This guest post originally appeared in the Fayetteville Observer’s Opinion Editorials on July 5, 2014. You can access the original piece here. The North Carolina General Assembly is working quickly to pass the Coal Ash Management Act of 2014, which has been further weakened by the House and fails to protect North Carolina communities and waterways from toxic coal ash. Contact your elected officials today and ask them to improve this bill by at least restoring it to the version passed by the NC Senate.
They’re not serious. It’s hard to come to any other conclusion. If the General Assembly really wanted to eliminate the threat posed by Duke Energy’s coal-ash storage ponds, it would have ordered an assessment of all 33 of the ponds and come up with specific instructions for the cleanup.
Instead, lawmakers made cleanup mandatory for only four of them (all curiously close to the homes of powerful legislators) and left the details for the other 29 to the Department of Environment and Natural Resources and Duke Energy – whose relationship over the years has been altogether too cordial.
In an extended clash on the House floor Wednesday night, this region’s lawmakers fought to add the ponds at Duke’s shuttered Cape Fear plant, where nearly a billion gallons of coal-ash and contaminated water are held by embankments that inspectors have rated in poor condition. A few months ago, the watchdog Waterkeepers Alliance discovered Duke had released more than 60 million gallons of that water into the Cape Fear. That’s more than was spilled into the Dan River in February, in the event that triggered the drive for a cleanup.
The Cape Fear plant sits where the Haw and Deep rivers come together to form the Cape Fear. It is three miles above Sanford’s water-plant intake. Downstream sit treatment plants for Harnett County, Dunn, Fayetteville, Wilmington and Brunswick County. Nearly a quarter of North Carolina’s residents get their drinking water from the Cape Fear basin.
None of that was enough to persuade a House majority that the plant belonged on the top-priority list. An effort to add Robeson County’s Weatherspoon plant never even got to a vote.

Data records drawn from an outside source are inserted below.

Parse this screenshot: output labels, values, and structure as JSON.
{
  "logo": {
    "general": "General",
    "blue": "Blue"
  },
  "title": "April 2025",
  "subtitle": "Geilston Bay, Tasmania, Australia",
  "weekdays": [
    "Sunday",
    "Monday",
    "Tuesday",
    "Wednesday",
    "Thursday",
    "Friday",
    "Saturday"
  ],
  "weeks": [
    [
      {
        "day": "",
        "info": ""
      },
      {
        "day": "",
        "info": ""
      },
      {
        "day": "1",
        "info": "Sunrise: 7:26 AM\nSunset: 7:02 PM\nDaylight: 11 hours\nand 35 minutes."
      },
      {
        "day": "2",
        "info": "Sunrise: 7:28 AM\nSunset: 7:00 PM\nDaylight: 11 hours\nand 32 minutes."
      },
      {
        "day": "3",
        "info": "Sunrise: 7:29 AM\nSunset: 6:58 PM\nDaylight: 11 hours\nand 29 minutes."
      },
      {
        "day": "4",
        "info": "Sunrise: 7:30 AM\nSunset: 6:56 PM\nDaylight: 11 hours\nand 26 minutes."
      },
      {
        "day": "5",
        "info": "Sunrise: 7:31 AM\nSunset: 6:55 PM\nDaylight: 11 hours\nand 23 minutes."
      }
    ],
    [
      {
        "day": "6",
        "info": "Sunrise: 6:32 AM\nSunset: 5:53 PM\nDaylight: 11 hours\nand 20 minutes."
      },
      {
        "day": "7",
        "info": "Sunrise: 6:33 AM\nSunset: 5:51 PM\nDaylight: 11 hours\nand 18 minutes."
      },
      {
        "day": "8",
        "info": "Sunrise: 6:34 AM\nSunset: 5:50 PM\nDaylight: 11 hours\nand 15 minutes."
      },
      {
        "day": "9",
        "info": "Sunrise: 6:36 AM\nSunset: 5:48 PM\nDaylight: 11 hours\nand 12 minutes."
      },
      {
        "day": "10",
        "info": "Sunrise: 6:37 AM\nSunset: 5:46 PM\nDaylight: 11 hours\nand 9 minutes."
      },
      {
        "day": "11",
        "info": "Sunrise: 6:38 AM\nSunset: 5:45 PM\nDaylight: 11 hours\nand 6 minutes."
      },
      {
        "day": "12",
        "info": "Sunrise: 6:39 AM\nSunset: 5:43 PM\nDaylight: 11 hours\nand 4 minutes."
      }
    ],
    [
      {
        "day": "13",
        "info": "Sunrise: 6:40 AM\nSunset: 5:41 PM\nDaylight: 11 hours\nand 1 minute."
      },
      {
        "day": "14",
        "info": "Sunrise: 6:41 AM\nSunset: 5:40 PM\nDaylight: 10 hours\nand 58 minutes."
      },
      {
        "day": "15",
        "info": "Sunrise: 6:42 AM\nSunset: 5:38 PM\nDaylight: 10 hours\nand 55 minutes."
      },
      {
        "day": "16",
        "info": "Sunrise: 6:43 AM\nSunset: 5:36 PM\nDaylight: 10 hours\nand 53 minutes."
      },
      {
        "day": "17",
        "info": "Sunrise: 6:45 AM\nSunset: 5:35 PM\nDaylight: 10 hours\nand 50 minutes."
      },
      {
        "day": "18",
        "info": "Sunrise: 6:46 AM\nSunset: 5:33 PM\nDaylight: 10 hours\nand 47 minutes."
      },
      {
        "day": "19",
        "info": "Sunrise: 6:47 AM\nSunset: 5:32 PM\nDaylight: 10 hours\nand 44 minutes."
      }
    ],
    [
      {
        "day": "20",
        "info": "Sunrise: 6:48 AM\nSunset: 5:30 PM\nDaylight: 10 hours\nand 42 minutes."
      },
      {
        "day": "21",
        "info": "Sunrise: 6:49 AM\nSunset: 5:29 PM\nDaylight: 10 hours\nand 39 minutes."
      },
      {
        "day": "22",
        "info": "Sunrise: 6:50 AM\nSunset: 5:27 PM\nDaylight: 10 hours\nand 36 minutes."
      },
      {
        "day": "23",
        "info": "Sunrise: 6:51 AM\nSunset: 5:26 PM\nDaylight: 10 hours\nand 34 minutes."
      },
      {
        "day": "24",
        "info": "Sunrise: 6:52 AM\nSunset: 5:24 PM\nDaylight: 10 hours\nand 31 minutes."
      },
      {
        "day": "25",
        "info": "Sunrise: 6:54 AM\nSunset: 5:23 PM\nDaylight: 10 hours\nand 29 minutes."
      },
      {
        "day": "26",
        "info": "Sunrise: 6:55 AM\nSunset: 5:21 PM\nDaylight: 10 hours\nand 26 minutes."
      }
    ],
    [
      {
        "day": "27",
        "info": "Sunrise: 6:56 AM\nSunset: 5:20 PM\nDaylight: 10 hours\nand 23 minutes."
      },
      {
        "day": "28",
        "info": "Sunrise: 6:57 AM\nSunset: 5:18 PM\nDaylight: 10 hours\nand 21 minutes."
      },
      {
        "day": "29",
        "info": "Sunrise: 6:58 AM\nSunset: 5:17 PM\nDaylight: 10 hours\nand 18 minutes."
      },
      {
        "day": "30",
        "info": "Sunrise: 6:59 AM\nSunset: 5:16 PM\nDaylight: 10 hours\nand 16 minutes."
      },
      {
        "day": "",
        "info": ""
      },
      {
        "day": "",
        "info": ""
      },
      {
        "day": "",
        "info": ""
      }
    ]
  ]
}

Perhaps anticipating the legislature’s unwillingness to act, the Southern Environmental Law Center filed notice last week that it would take action against the Cape Fear and two other plants, under the federal Clean Water Act. We’re fortunate that the environmental group will act, but that doesn’t mitigate the General Assembly’s irresponsibility.
It appears our lawmakers have no intention of requiring Duke Energy to remove all the ash from its leaking, unlined storage pits and are willing to let the ash remain in place, where it will continue to find its way into the water table.
So far, the General Assembly’s action on coal ash is edging perilously close to the Shakespearean “sound and fury, signifying nothing.” North Carolina deserves better.